Why did you use Tung oil? Is it because you are going to put foodstuff into the bowl? If not you will be better off using Danish oil which has a higher build and will dry in four hours or so.
You could try grain filling again but I doubt it will stick now the grain has some oil in it.
Try sanding again with 400 grit and then apply more oil, eventually filling the grain with the oil. 
The difference between some areas reflecting light and other areas being dull is the difference between long grain and end grain. The oil will have filled the grain on the long grain therefore reflecting the light and the end grain areas will have absorbed the oil and will require more oil than the long grain areas before full. That said you will still get shaded areas with the grain completely full all over because the long grain reflects light and end grain absorbs it but that is what makes wood so interesting to look at


----------



## MIGNAL (27 Feb 2014)

The Tung Oil will dry. No need to put it above a radiator, Oil finishes dry by polymerisation and not evaporation. You would be better off putting it in a window that receives indirect sunlight. 
You will be able to grain fill. The only problem is that you may now get a slightly patchy result but it may work out fine. Hard to say. 
My approach is to use some sort of Oil based finish direct on the wood. Something like Tung Oil or Danish Oil, I'll give it a few applications. That 'pops' the grain. Let it all dry. Then apply a water based grain filler. I make my own from egg white, Gypsum, water soluble glue and a dye to go with the wood.
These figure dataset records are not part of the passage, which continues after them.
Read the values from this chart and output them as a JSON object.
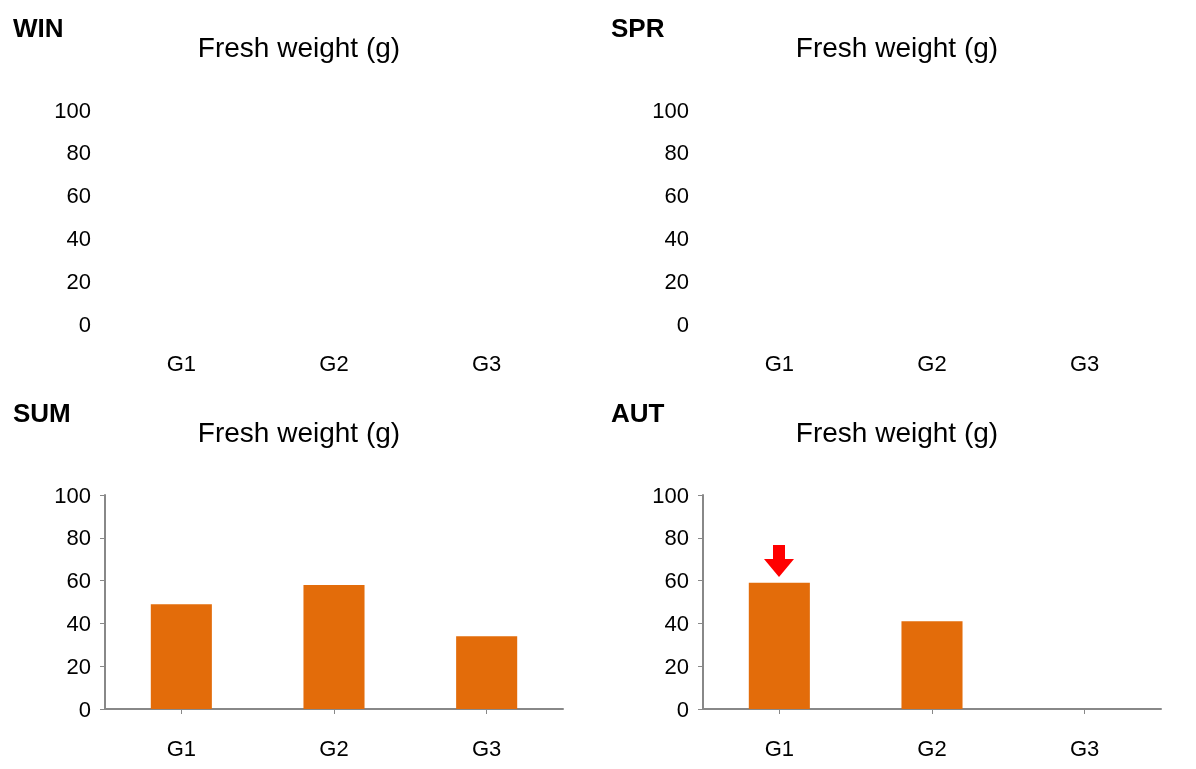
{
  "chart_data": [
    {
      "type": "bar",
      "title": "WIN",
      "subtitle": "Fresh weight (g)",
      "categories": [
        "G1",
        "G2",
        "G3"
      ],
      "values": [
        null,
        null,
        null
      ],
      "color": "#e36c0a",
      "ylim": [
        0,
        100
      ],
      "yticks": [
        0,
        20,
        40,
        60,
        80,
        100
      ],
      "grid": false
    },
    {
      "type": "bar",
      "title": "SPR",
      "subtitle": "Fresh weight (g)",
      "categories": [
        "G1",
        "G2",
        "G3"
      ],
      "values": [
        null,
        null,
        null
      ],
      "color": "#e36c0a",
      "ylim": [
        0,
        100
      ],
      "yticks": [
        0,
        20,
        40,
        60,
        80,
        100
      ],
      "grid": false
    },
    {
      "type": "bar",
      "title": "SUM",
      "subtitle": "Fresh weight (g)",
      "categories": [
        "G1",
        "G2",
        "G3"
      ],
      "values": [
        49,
        58,
        34
      ],
      "color": "#e36c0a",
      "ylim": [
        0,
        100
      ],
      "yticks": [
        0,
        20,
        40,
        60,
        80,
        100
      ],
      "grid": false
    },
    {
      "type": "bar",
      "title": "AUT",
      "subtitle": "Fresh weight (g)",
      "categories": [
        "G1",
        "G2",
        "G3"
      ],
      "values": [
        59,
        41,
        null
      ],
      "color": "#e36c0a",
      "ylim": [
        0,
        100
      ],
      "yticks": [
        0,
        20,
        40,
        60,
        80,
        100
      ],
      "grid": false
    }
  ]
}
You want the filler in the pores, not sat on the surface of the wood. Like most fillers it will sink over a day or so. You may have to reapply the filler. After the grain is filled you can continue to apply your Oil finish.


----------



## HappyPixie (27 Feb 2014)

Yes, I chose Tung oil because I plan to use it for food. It sounds like grain filling might require complicated processes and/or mixing of bizarre things. Someone suggested to me that I sand using oil and create a slurry. Presumably I'd let that dry in the grain pits and then use fine grit wet and dry to skim off the surface leaving the dried slurry in the cavities. Has anyone got any experience or advice about this strategy or are the other grain filling suggestions above the best options?
Thanks to both.
Steve


----------



## MIGNAL (27 Feb 2014)

Yes, that's another method. Probably better off using Danish Oil for that. Sand using something like 180 or 240 Grit with the grain. You sand with the Oil 'wet' on the wood. Occasionally add a few drops of Oil to the surface of Wet/Dry. Any excess you get wipe off with a rag going _across_ the grain. It's a bit messy. Again it will shrink back somewhat. It does take longer to dry because the Oil slurry that is in the pores is relatively thick, much thicker than a coat of varnish. Give it at least 3 days between applications. Water based fillers dry much more rapidly. Then there are the ready mixed paste Oil based fillers that come in various tints - messy, strong solvent smell. There is also the pumice method that is used with Shellac. They all work but filling grain to a high level of perfection is no easy task.
Don't forget about the safety with rags and Oil.


----------



## HappyPixie (1 Mar 2014)

Thanks for the advice, Mignal. Good sense about sand with grain and wipe off across. I'm always careful about oil and rags - too many inflammables nearby to risk anything spontaneous.
I have several more pieces of the same wood so I think I'll try the slower slurry method on this one and do more research on the pastes before I need to fill the next one that I make.
Cheers
Steve


----------